By Ashley Peterson and Gwen Myslinski

For 100 million people around the world, retinal diseases have been the cause of partial or complete blindness, and most of these conditions are degenerative and passed down from one generation to another. While at the present time there is no cure for this type of gradual blindness, several researchers are working on solutions that will provide many individuals with improved vision and offer hope that their future generations won't have to experience this inevitable and debilitating journey from light to darkness.

Bionic ...

Last spring, European regulators approved the first commercially-available bionic eye. The Argus II is a video camera built into a pair of glasses that wirelessly transmits a signal to an implant located behind the patient's retina. It allows the recipient to see a 60-pixel image, which means distinguishing between light from dark, localizing large objects, recognizing faces, reading large print and independently interacting with his surroundings. It's not high-definition, but it's certainly a huge difference.

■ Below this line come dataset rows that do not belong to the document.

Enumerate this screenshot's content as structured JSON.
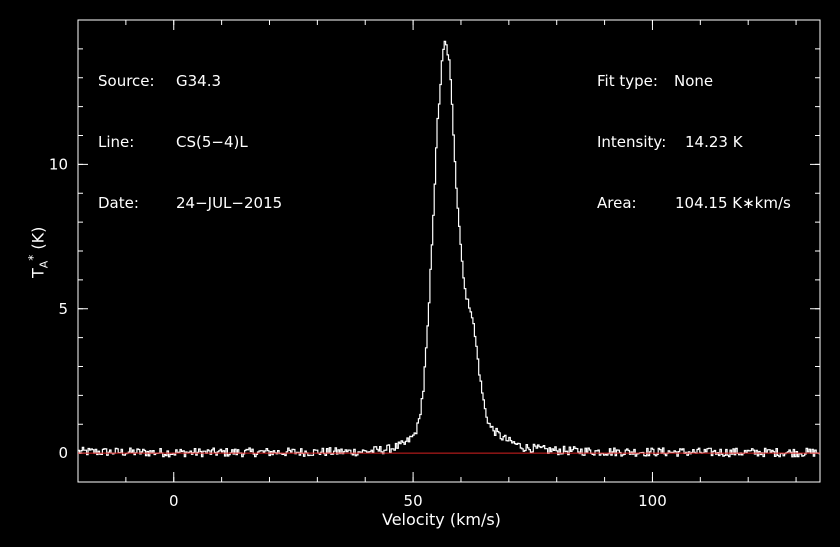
{
  "info_left": [
    {
      "label": "Source:",
      "value": "G34.3"
    },
    {
      "label": "Line:",
      "value": "CS(5−4)L"
    },
    {
      "label": "Date:",
      "value": "24−JUL−2015"
    }
  ],
  "info_right": [
    {
      "label": "Fit type:",
      "value": "None"
    },
    {
      "label": "Intensity:",
      "value": "14.23 K"
    },
    {
      "label": "Area:",
      "value": "104.15 K∗km/s"
    }
  ],
  "chart_data": {
    "type": "line",
    "title": "",
    "xlabel": "Velocity (km/s)",
    "ylabel": "T_A^* (K)",
    "xlim": [
      -20,
      135
    ],
    "ylim": [
      -1,
      15
    ],
    "xticks": [
      0,
      50,
      100
    ],
    "yticks": [
      0,
      5,
      10
    ],
    "grid": false,
    "series": [
      {
        "kind": "steps",
        "color": "#ffffff",
        "x": [
          -20,
          0,
          20,
          40,
          45,
          48,
          50,
          51,
          52,
          53,
          54,
          55,
          56,
          56.5,
          57,
          57.5,
          58,
          59,
          60,
          61,
          62,
          63,
          64,
          65,
          66,
          68,
          70,
          73,
          78,
          90,
          110,
          135
        ],
        "y": [
          0.05,
          0.02,
          0.03,
          0.05,
          0.15,
          0.3,
          0.6,
          1.0,
          2.2,
          4.5,
          8.0,
          11.5,
          13.7,
          14.2,
          14.0,
          13.4,
          12.0,
          9.0,
          6.8,
          5.3,
          5.0,
          3.8,
          2.4,
          1.4,
          0.9,
          0.6,
          0.4,
          0.2,
          0.1,
          0.05,
          0.03,
          0.02
        ]
      },
      {
        "kind": "baseline",
        "color": "#d62020",
        "x": [
          -20,
          135
        ],
        "y": [
          0,
          0
        ]
      }
    ]
  }
}
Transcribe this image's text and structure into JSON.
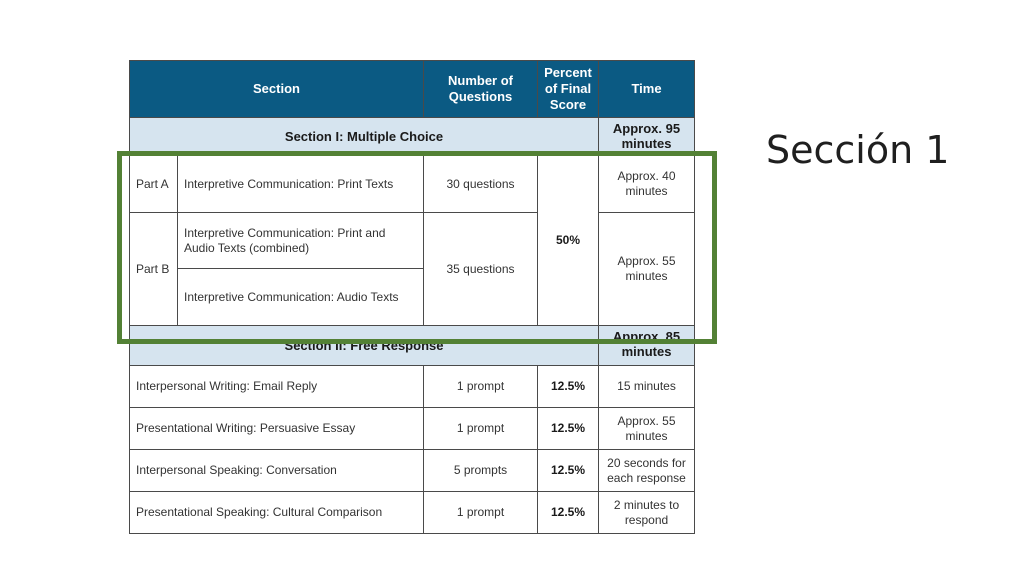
{
  "slide_title": "Sección 1",
  "table": {
    "headers": {
      "section": "Section",
      "questions": "Number of Questions",
      "percent": "Percent of Final Score",
      "time": "Time"
    },
    "section1": {
      "label": "Section I: Multiple Choice",
      "time": "Approx. 95 minutes",
      "percent": "50%",
      "part_a": {
        "label": "Part A",
        "desc": "Interpretive Communication: Print Texts",
        "questions": "30 questions",
        "time": "Approx. 40 minutes"
      },
      "part_b": {
        "label": "Part B",
        "desc1": "Interpretive Communication: Print and Audio Texts (combined)",
        "desc2": "Interpretive Communication: Audio Texts",
        "questions": "35 questions",
        "time": "Approx. 55 minutes"
      }
    },
    "section2": {
      "label": "Section II: Free Response",
      "time": "Approx. 85 minutes",
      "rows": [
        {
          "task": "Interpersonal Writing: Email Reply",
          "questions": "1 prompt",
          "percent": "12.5%",
          "time": "15 minutes"
        },
        {
          "task": "Presentational Writing: Persuasive Essay",
          "questions": "1 prompt",
          "percent": "12.5%",
          "time": "Approx. 55 minutes"
        },
        {
          "task": "Interpersonal Speaking: Conversation",
          "questions": "5 prompts",
          "percent": "12.5%",
          "time": "20 seconds for each response"
        },
        {
          "task": "Presentational Speaking: Cultural Comparison",
          "questions": "1 prompt",
          "percent": "12.5%",
          "time": "2 minutes to respond"
        }
      ]
    }
  },
  "colors": {
    "header_bg": "#0b5a83",
    "band_bg": "#d6e4ef",
    "highlight": "#538135"
  }
}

Though to make a significant impact, Richard Taylor, a University of Oregon physicist and vision researcher, says, "Engineers and neuroscientists will have to come up with something much more sophisticated than an implanted camera."

Too Artificial

As with all technology, researchers are working on the latest and greatest: artificial retinas that don't require an external camera. "Instead, the photons will strike light-sensitive arrays inside the eye itself," according to Carl Zimmer from Discover Magazine. One company even has created experimental prototypes containing 5,000 light sensors.

Overall, this new technology is still in the infancy stage, and researchers are trying to answer several questions:

  • According to Zimmer's article, one of these questions is: "Should the electrodes be positioned less like a grid and more like a set of psychedelic snowflakes with branches upon branches filling the retina in swirling patterns?"
  • How many electrodes should the retina contain, and can the brain process the information?
  • Is it possible to overcome the mismatch between regular electrodes and irregular neurons in the brain?

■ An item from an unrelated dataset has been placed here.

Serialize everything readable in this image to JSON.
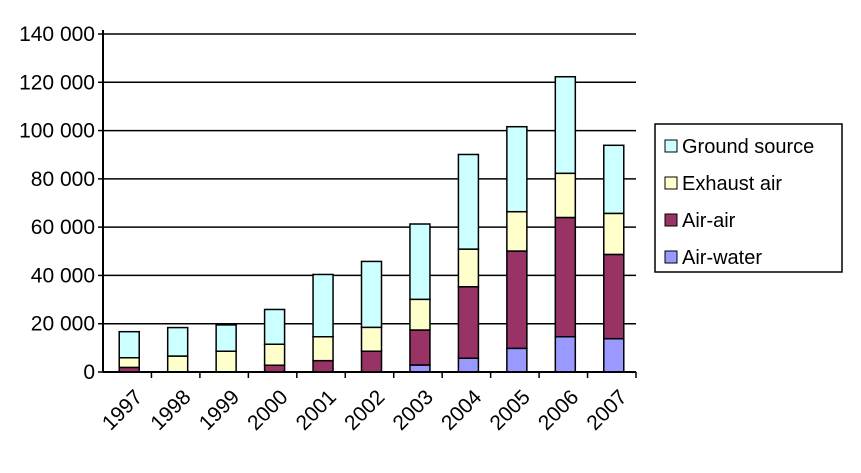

While scientists still have a lot of progress to make toward completely restoring lost vision, they certainly have helped some to "see the light" in recent years.

Classroom Discussion

  • How do the human eye and retina work to enable sight? How might a scientist replicate this process to help individuals who have lost their sight due to inherited disease?
  • If you were a scientist working to improve vision loss, what advancements would you hope to make for the next generation affected by retinal disease?